Il sonetto ha schema metrico ABAB ABAB CDC DCD e una struttura equilibrata:
Le quartine hanno un andamento disteso grazie alla calma dell’espressione iniziale e dal parallelismo (e quando…e quando). Gli enjambements riguardano il nesso aggettivo-sostantivo ed esprimono sospensione e attesa; l’andamento delle terzine, invece, è reso più incalzante dalla presenza di verbi di movimento e da enjambements che riguardano il nesso verbo-soggetto e verbo-complemento.
Le figure di significato presenti sono: il parallelismo e (quando… e quando… ), l’ossimoro “fatal quiete”, la personificazione della sera, metafora nulla eterno, personificazione spirto guerrier.
In questo sonetto la sera simboleggia la morte, considerata come fine delle sofferenze e delle preoccupazioni della vita.

La morte è concepita in modo materialistico: è considerata il nulla eterno, il termine dell'esistenza, ma è anche celebrata come momento di pace in cui l'Io è libero dagli affanni.

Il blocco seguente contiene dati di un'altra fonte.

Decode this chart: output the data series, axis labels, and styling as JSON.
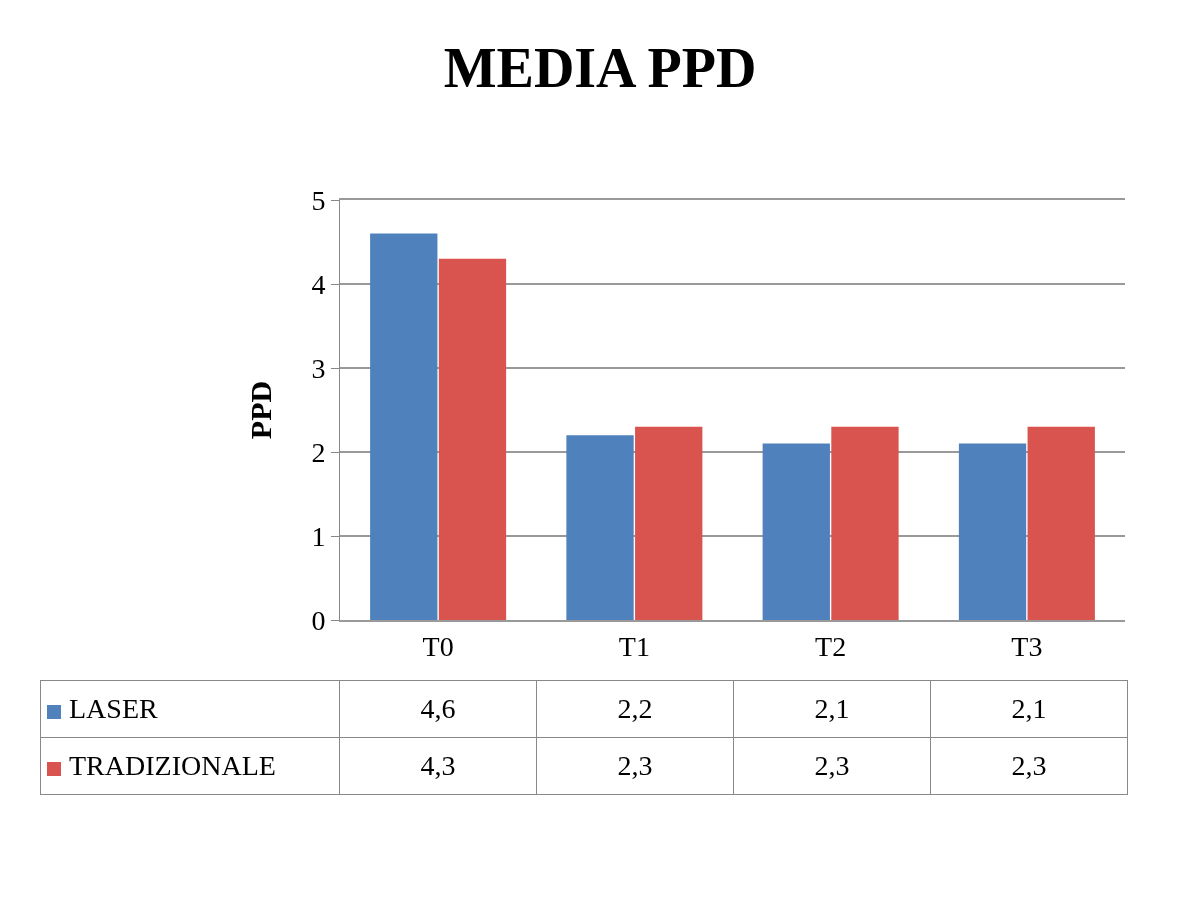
{
  "chart_data": {
    "type": "bar",
    "title": "MEDIA PPD",
    "ylabel": "PPD",
    "categories": [
      "T0",
      "T1",
      "T2",
      "T3"
    ],
    "series": [
      {
        "name": "LASER",
        "color": "#4f81bd",
        "values": [
          4.6,
          2.2,
          2.1,
          2.1
        ],
        "value_labels": [
          "4,6",
          "2,2",
          "2,1",
          "2,1"
        ]
      },
      {
        "name": "TRADIZIONALE",
        "color": "#d9534f",
        "values": [
          4.3,
          2.3,
          2.3,
          2.3
        ],
        "value_labels": [
          "4,3",
          "2,3",
          "2,3",
          "2,3"
        ]
      }
    ],
    "ylim": [
      0,
      5
    ],
    "yticks": [
      0,
      1,
      2,
      3,
      4,
      5
    ],
    "grid": "y",
    "legend": "bottom"
  }
}
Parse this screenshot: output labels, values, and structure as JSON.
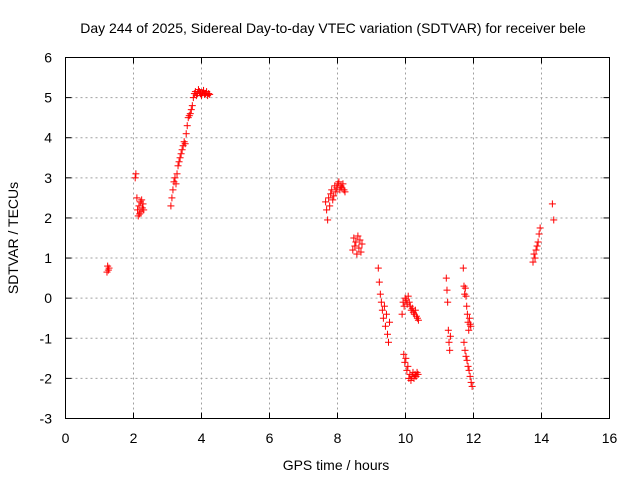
{
  "chart_data": {
    "type": "scatter",
    "title": "Day 244 of 2025, Sidereal Day-to-day VTEC variation (SDTVAR) for receiver bele",
    "xlabel": "GPS time / hours",
    "ylabel": "SDTVAR / TECUs",
    "xlim": [
      0,
      16
    ],
    "ylim": [
      -3,
      6
    ],
    "xticks": [
      "0",
      "2",
      "4",
      "6",
      "8",
      "10",
      "12",
      "14",
      "16"
    ],
    "yticks": [
      "-3",
      "-2",
      "-1",
      "0",
      "1",
      "2",
      "3",
      "4",
      "5",
      "6"
    ],
    "grid": true,
    "marker": "plus",
    "color": "#ff0000",
    "series": [
      {
        "x": [
          1.22,
          1.24,
          1.26,
          1.28,
          2.05,
          2.07,
          2.1,
          2.12,
          2.14,
          2.16,
          2.18,
          2.2,
          2.22,
          2.24,
          2.26,
          2.28,
          2.3,
          3.1,
          3.13,
          3.16,
          3.19,
          3.22,
          3.25,
          3.28,
          3.31,
          3.34,
          3.37,
          3.4,
          3.43,
          3.46,
          3.49,
          3.52,
          3.55,
          3.58,
          3.61,
          3.64,
          3.67,
          3.7,
          3.73,
          3.76,
          3.79,
          3.82,
          3.85,
          3.88,
          3.91,
          3.94,
          3.97,
          4.0,
          4.03,
          4.06,
          4.09,
          4.12,
          4.15,
          4.18,
          4.21,
          4.24,
          7.65,
          7.68,
          7.71,
          7.74,
          7.77,
          7.8,
          7.83,
          7.86,
          7.89,
          7.92,
          7.95,
          7.98,
          8.01,
          8.04,
          8.07,
          8.1,
          8.13,
          8.16,
          8.19,
          8.22,
          8.45,
          8.48,
          8.51,
          8.54,
          8.57,
          8.6,
          8.63,
          8.66,
          8.69,
          8.72,
          9.2,
          9.23,
          9.26,
          9.29,
          9.32,
          9.35,
          9.38,
          9.41,
          9.44,
          9.47,
          9.5,
          9.53,
          9.9,
          9.93,
          9.96,
          9.99,
          10.02,
          10.05,
          10.08,
          10.11,
          10.14,
          10.17,
          10.2,
          10.23,
          10.26,
          10.29,
          10.32,
          10.35,
          10.38,
          9.95,
          9.98,
          10.01,
          10.04,
          10.07,
          10.1,
          10.13,
          10.16,
          10.19,
          10.22,
          10.25,
          10.28,
          10.31,
          10.34,
          10.37,
          11.2,
          11.22,
          11.24,
          11.26,
          11.28,
          11.3,
          11.32,
          11.7,
          11.72,
          11.74,
          11.76,
          11.78,
          11.8,
          11.82,
          11.84,
          11.86,
          11.88,
          11.9,
          11.92,
          11.72,
          11.75,
          11.78,
          11.81,
          11.84,
          11.87,
          11.9,
          11.93,
          11.96,
          13.75,
          13.78,
          13.81,
          13.84,
          13.87,
          13.9,
          13.93,
          13.96,
          14.32,
          14.36
        ],
        "y": [
          0.65,
          0.8,
          0.7,
          0.75,
          3.0,
          3.1,
          2.5,
          2.2,
          2.05,
          2.3,
          2.1,
          2.4,
          2.15,
          2.45,
          2.25,
          2.35,
          2.2,
          2.3,
          2.5,
          2.7,
          2.9,
          3.0,
          2.85,
          3.1,
          3.3,
          3.4,
          3.5,
          3.6,
          3.7,
          3.8,
          3.9,
          3.85,
          4.1,
          4.3,
          4.5,
          4.55,
          4.6,
          4.7,
          4.8,
          5.0,
          5.1,
          5.15,
          5.05,
          5.1,
          5.2,
          5.15,
          5.1,
          5.05,
          5.12,
          5.18,
          5.08,
          5.1,
          5.15,
          5.05,
          5.1,
          5.08,
          2.4,
          2.2,
          1.95,
          2.5,
          2.3,
          2.6,
          2.7,
          2.45,
          2.55,
          2.8,
          2.65,
          2.75,
          2.85,
          2.9,
          2.7,
          2.8,
          2.75,
          2.85,
          2.7,
          2.65,
          1.2,
          1.5,
          1.3,
          1.4,
          1.1,
          1.55,
          1.25,
          1.45,
          1.15,
          1.35,
          0.75,
          0.4,
          0.1,
          -0.1,
          -0.3,
          -0.5,
          -0.2,
          -0.7,
          -0.4,
          -0.9,
          -1.1,
          -0.6,
          -0.4,
          -0.1,
          -0.2,
          0.0,
          -0.05,
          -0.15,
          0.05,
          -0.1,
          -0.2,
          -0.3,
          -0.25,
          -0.35,
          -0.4,
          -0.3,
          -0.45,
          -0.5,
          -0.55,
          -1.4,
          -1.6,
          -1.5,
          -1.8,
          -1.7,
          -2.0,
          -1.9,
          -2.05,
          -1.95,
          -1.85,
          -2.0,
          -1.9,
          -1.95,
          -1.85,
          -1.9,
          0.5,
          0.2,
          -0.1,
          -0.8,
          -1.1,
          -1.3,
          -0.95,
          0.75,
          0.3,
          0.1,
          0.25,
          0.05,
          -0.2,
          -0.4,
          -0.6,
          -0.8,
          -0.5,
          -0.65,
          -0.7,
          -1.1,
          -1.3,
          -1.45,
          -1.55,
          -1.7,
          -1.8,
          -1.95,
          -2.1,
          -2.2,
          0.9,
          1.1,
          1.0,
          1.2,
          1.3,
          1.4,
          1.6,
          1.75,
          2.35,
          1.95
        ]
      }
    ]
  }
}
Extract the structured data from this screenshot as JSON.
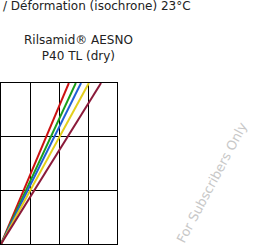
{
  "chart_data": {
    "type": "line",
    "title": "/ Déformation (isochrone) 23°C",
    "subtitle": "Rilsamid® AESNO P40 TL (dry)",
    "watermark": "For Subscribers Only",
    "grid": true,
    "tick_labels": false,
    "xlim": [
      0,
      4
    ],
    "ylim": [
      0,
      3
    ],
    "xticks": [
      0,
      1,
      2,
      3,
      4
    ],
    "yticks": [
      0,
      1,
      2,
      3
    ],
    "series": [
      {
        "color": "#cc1111",
        "x": [
          0,
          2.34
        ],
        "values": [
          0,
          3
        ]
      },
      {
        "color": "#1a9e1a",
        "x": [
          0,
          2.58
        ],
        "values": [
          0,
          3
        ]
      },
      {
        "color": "#1f5fd6",
        "x": [
          0,
          2.76
        ],
        "values": [
          0,
          3
        ]
      },
      {
        "color": "#e3cf1c",
        "x": [
          0,
          3.03
        ],
        "values": [
          0,
          3
        ]
      },
      {
        "color": "#8b1a3a",
        "x": [
          0,
          3.45
        ],
        "values": [
          0,
          3
        ]
      }
    ]
  }
}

La sera dà pace al poeta poiché, come la morte, porta il riposo e rappresenta il momento in cui si placa l'inquietudine dell'animo.
L’espressione-chiave del sonetto è l’ossimoro “fatal quiete” che significa “pace definitiva” o “pace prescritta dal fato” e rappresenta la morte. Annullandone il possibile significato religioso esprime la concezione materialistica di Foscolo.